With early diagnosis, cryptococcal meningitis often responds to therapy. Pregnant women with CNS or disseminated disease should be treated with amphotericin-based induction regimens whenever possible. Amphotericin rapidly clears the CNS of infection, is well distributed in the placenta [16], and better tolerated in children that it is in adults. Fluconazole, on the other hand, is fungistatic to minimally fungicidal and has been associated with birth defects in the first trimester [17,18]. However, fluconazole can probably be used safely during the second and third trimesters. In our case, the use of fluconazole monotherapy for initial management of this patient may have led to poor fungal clearance and increased risk of IRIS. Furthermore, pre-ART CrAg screening may have led to earlier diagnosis or prevented the development of meningitis altogether [3]. How to best manage asymptomatic CrAg+ women who are pregnant is unknown.

The predominance of CD8 T cells in this patient׳s CSF is similar to what has been found in the CSF of HIV-infected patients [19] and points to a poor CD4+ T cell response. The predominance of classical monocytes over intermediate monocytes in CSF at the end of Amphotericin therapy has been demonstrated by other investigators and may point to involvement of these subsets in the innate immune response to cryptococcal meningitis [20].
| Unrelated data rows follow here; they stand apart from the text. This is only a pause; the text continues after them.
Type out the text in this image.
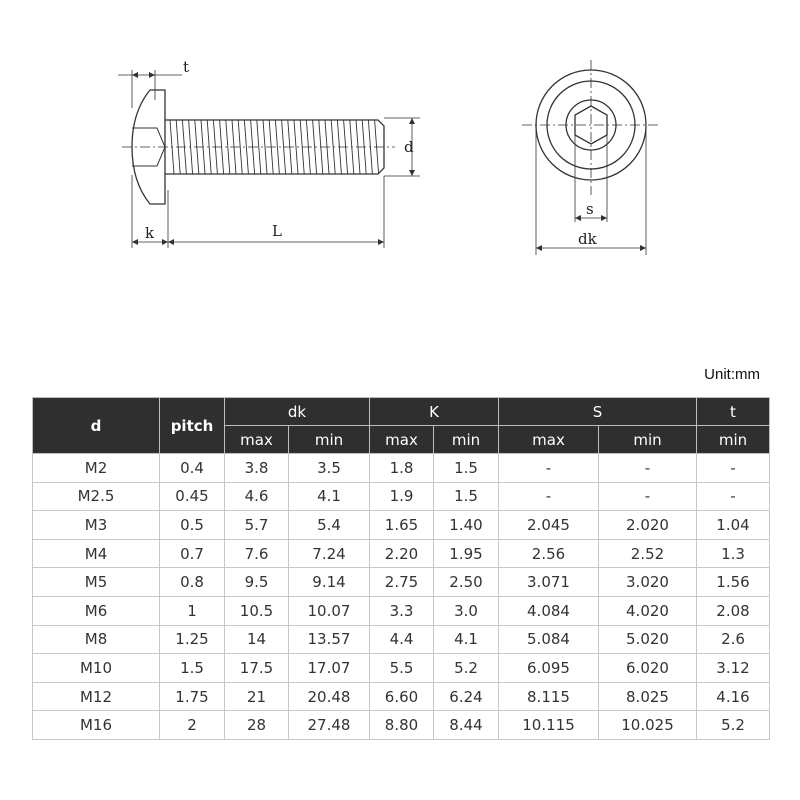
t
d
k	L
s
dk
Unit:mm
d	pitch	dk		K		S		t
		max	min	max	min	max	min	min
M2	0.4	3.8	3.5	1.8	1.5	-	-	-
M2.5	0.45	4.6	4.1	1.9	1.5	-	-	-
M3	0.5	5.7	5.4	1.65	1.40	2.045	2.020	1.04
M4	0.7	7.6	7.24	2.20	1.95	2.56	2.52	1.3
M5	0.8	9.5	9.14	2.75	2.50	3.071	3.020	1.56
M6	1	10.5	10.07	3.3	3.0	4.084	4.020	2.08
M8	1.25	14	13.57	4.4	4.1	5.084	5.020	2.6
M10	1.5	17.5	17.07	5.5	5.2	6.095	6.020	3.12
M12	1.75	21	20.48	6.60	6.24	8.115	8.025	4.16
M16	2	28	27.48	8.80	8.44	10.115	10.025	5.2
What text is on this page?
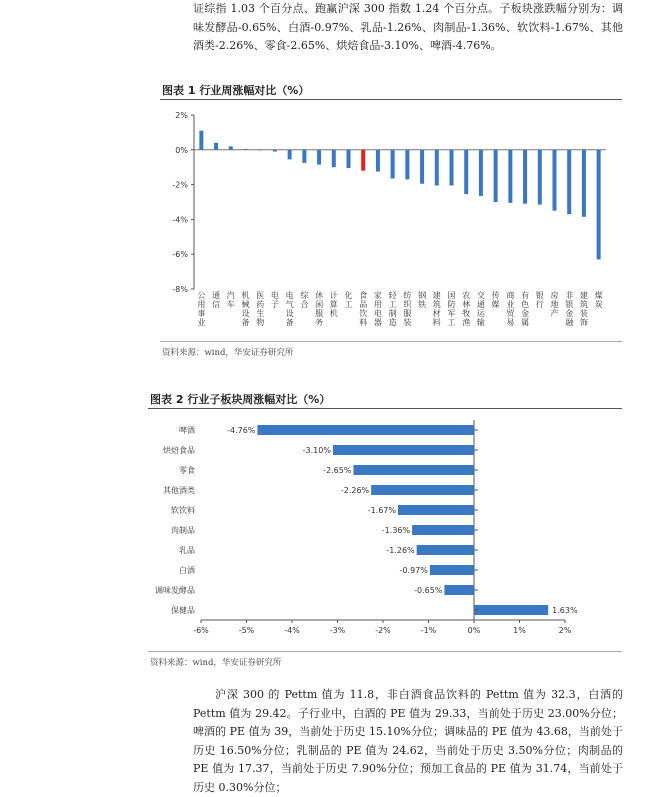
证综指 1.03 个百分点、跑赢沪深 300 指数 1.24 个百分点。子板块涨跌幅分别为：调味发酵品-0.65%、白酒-0.97%、乳品-1.26%、肉制品-1.36%、软饮料-1.67%、其他酒类-2.26%、零食-2.65%、烘焙食品-3.10%、啤酒-4.76%。

图表 1 行业周涨幅对比（%）
2%
0%
-2%
-4%
-6%
-8%
公
用
事
业
通
信
汽
车
机
械
设
备
医
药
生
物
电
子
电
气
设
备
综
合
休
闲
服
务
计
算
机
化
工
食
品
饮
料
家
用
电
器
轻
工
制
造
纺
织
服
装
钢
铁
建
筑
材
料
国
防
军
工
农
林
牧
渔
交
通
运
输
传
媒
商
业
贸
易
有
色
金
属
银
行
房
地
产
非
银
金
融
建
筑
装
饰
煤
炭
资料来源：wind，华安证券研究所
图表 2 行业子板块周涨幅对比（%）
-6%	-5%	-4%	-3%	-2%	-1%	0%	1%	2%
啤酒	-4.76%
烘焙食品	-3.10%
零食	-2.65%
其他酒类	-2.26%
软饮料	-1.67%
肉制品	-1.36%
乳品	-1.26%
白酒	-0.97%
调味发酵品	-0.65%
保健品	1.63%
资料来源：wind，华安证券研究所

沪深 300 的 Pettm 值为 11.8，非白酒食品饮料的 Pettm 值为 32.3，白酒的 Pettm 值为 29.42。子行业中，白酒的 PE 值为 29.33，当前处于历史 23.00%分位；啤酒的 PE 值为 39，当前处于历史 15.10%分位；调味品的 PE 值为 43.68，当前处于历史 16.50%分位；乳制品的 PE 值为 24.62，当前处于历史 3.50%分位；肉制品的 PE 值为 17.37，当前处于历史 7.90%分位；预加工食品的 PE 值为 31.74，当前处于历史 0.30%分位；
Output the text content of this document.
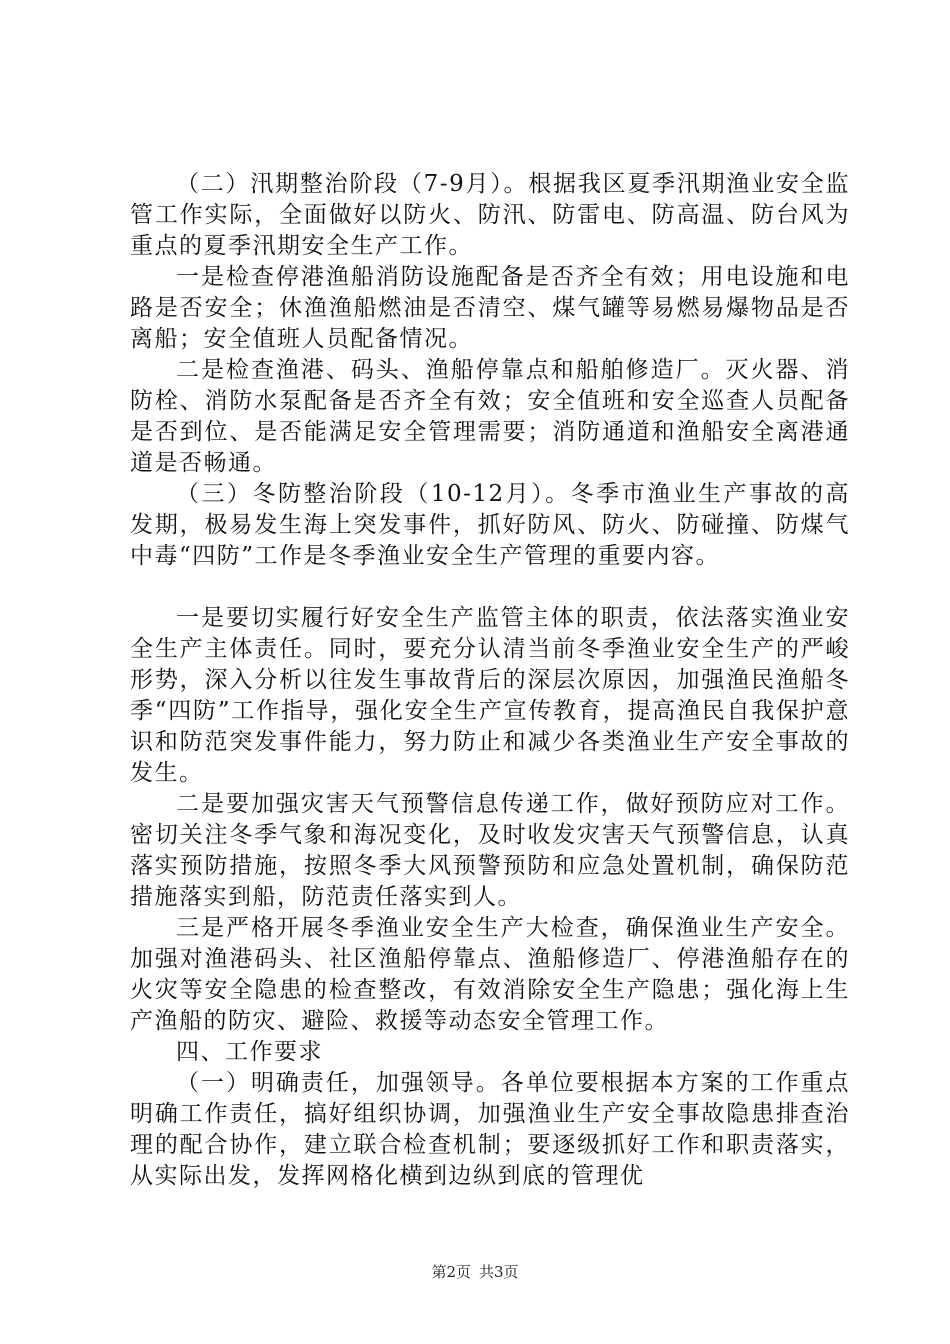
（二）汛期整治阶段（7-9月）。根据我区夏季汛期渔业安全监管工作实际，全面做好以防火、防汛、防雷电、防高温、防台风为重点的夏季汛期安全生产工作。

一是检查停港渔船消防设施配备是否齐全有效；用电设施和电路是否安全；休渔渔船燃油是否清空、煤气罐等易燃易爆物品是否离船；安全值班人员配备情况。

二是检查渔港、码头、渔船停靠点和船舶修造厂。灭火器、消防栓、消防水泵配备是否齐全有效；安全值班和安全巡查人员配备是否到位、是否能满足安全管理需要；消防通道和渔船安全离港通道是否畅通。

（三）冬防整治阶段（10-12月）。冬季市渔业生产事故的高发期，极易发生海上突发事件，抓好防风、防火、防碰撞、防煤气中毒“四防”工作是冬季渔业安全生产管理的重要内容。

一是要切实履行好安全生产监管主体的职责，依法落实渔业安全生产主体责任。同时，要充分认清当前冬季渔业安全生产的严峻形势，深入分析以往发生事故背后的深层次原因，加强渔民渔船冬季“四防”工作指导，强化安全生产宣传教育，提高渔民自我保护意识和防范突发事件能力，努力防止和减少各类渔业生产安全事故的发生。

二是要加强灾害天气预警信息传递工作，做好预防应对工作。密切关注冬季气象和海况变化，及时收发灾害天气预警信息，认真落实预防措施，按照冬季大风预警预防和应急处置机制，确保防范措施落实到船，防范责任落实到人。

三是严格开展冬季渔业安全生产大检查，确保渔业生产安全。加强对渔港码头、社区渔船停靠点、渔船修造厂、停港渔船存在的火灾等安全隐患的检查整改，有效消除安全生产隐患；强化海上生产渔船的防灾、避险、救援等动态安全管理工作。

四、工作要求

（一）明确责任，加强领导。各单位要根据本方案的工作重点明确工作责任，搞好组织协调，加强渔业生产安全事故隐患排查治理的配合协作，建立联合检查机制；要逐级抓好工作和职责落实，从实际出发，发挥网格化横到边纵到底的管理优

第2页 共3页
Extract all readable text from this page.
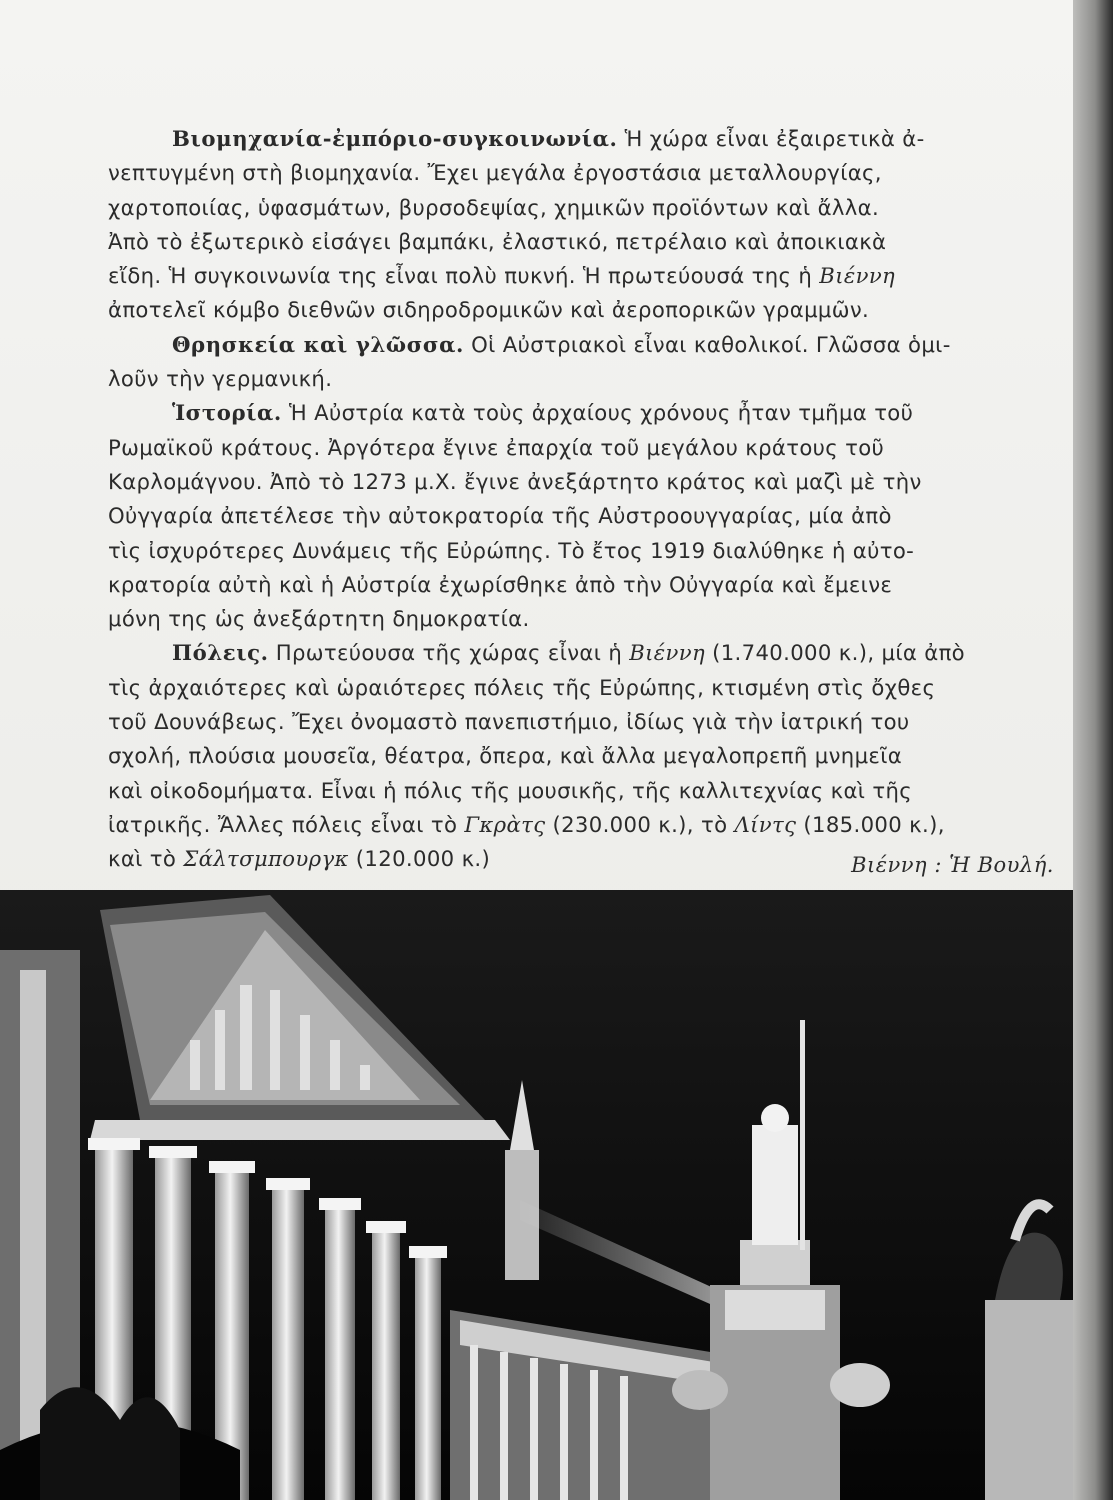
Βιομηχανία-ἐμπόριο-συγκοινωνία. Ἡ χώρα εἶναι ἐξαιρετικὰ ἀ-
νεπτυγμένη στὴ βιομηχανία. Ἔχει μεγάλα ἐργοστάσια μεταλλουργίας,
χαρτοποιίας, ὑφασμάτων, βυρσοδεψίας, χημικῶν προϊόντων καὶ ἄλλα.
Ἀπὸ τὸ ἐξωτερικὸ εἰσάγει βαμπάκι, ἐλαστικό, πετρέλαιο καὶ ἀποικιακὰ
εἴδη. Ἡ συγκοινωνία της εἶναι πολὺ πυκνή. Ἡ πρωτεύουσά της ἡ Βιέννη
ἀποτελεῖ κόμβο διεθνῶν σιδηροδρομικῶν καὶ ἀεροπορικῶν γραμμῶν.
Θρησκεία καὶ γλῶσσα. Οἱ Αὐστριακοὶ εἶναι καθολικοί. Γλῶσσα ὁμι-
λοῦν τὴν γερμανική.
Ἱστορία. Ἡ Αὐστρία κατὰ τοὺς ἀρχαίους χρόνους ἦταν τμῆμα τοῦ
Ρωμαϊκοῦ κράτους. Ἀργότερα ἔγινε ἐπαρχία τοῦ μεγάλου κράτους τοῦ
Καρλομάγνου. Ἀπὸ τὸ 1273 μ.Χ. ἔγινε ἀνεξάρτητο κράτος καὶ μαζὶ μὲ τὴν
Οὐγγαρία ἀπετέλεσε τὴν αὐτοκρατορία τῆς Αὐστροουγγαρίας, μία ἀπὸ
τὶς ἰσχυρότερες Δυνάμεις τῆς Εὐρώπης. Τὸ ἔτος 1919 διαλύθηκε ἡ αὐτο-
κρατορία αὐτὴ καὶ ἡ Αὐστρία ἐχωρίσθηκε ἀπὸ τὴν Οὐγγαρία καὶ ἔμεινε
μόνη της ὡς ἀνεξάρτητη δημοκρατία.
Πόλεις. Πρωτεύουσα τῆς χώρας εἶναι ἡ Βιέννη (1.740.000 κ.), μία ἀπὸ
τὶς ἀρχαιότερες καὶ ὡραιότερες πόλεις τῆς Εὐρώπης, κτισμένη στὶς ὄχθες
τοῦ Δουνάβεως. Ἔχει ὀνομαστὸ πανεπιστήμιο, ἰδίως γιὰ τὴν ἰατρική του
σχολή, πλούσια μουσεῖα, θέατρα, ὄπερα, καὶ ἄλλα μεγαλοπρεπῆ μνημεῖα
καὶ οἰκοδομήματα. Εἶναι ἡ πόλις τῆς μουσικῆς, τῆς καλλιτεχνίας καὶ τῆς
ἰατρικῆς. Ἄλλες πόλεις εἶναι τὸ Γκρὰτς (230.000 κ.), τὸ Λίντς (185.000 κ.),
καὶ τὸ Σάλτσμπουργκ (120.000 κ.)	Βιέννη : Ἡ Βουλή.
In conclusion, we present a novel case of a patient presenting with both unmasking CM IRIS induced by starting ART and paradoxical IRIS in the immediate post-partum period. Physicians must consider the immunomodulatory effects of giving birth and in the right circumstances, should consider IRIS.

Conflict of interest statement

The authors declare no conflict of interest.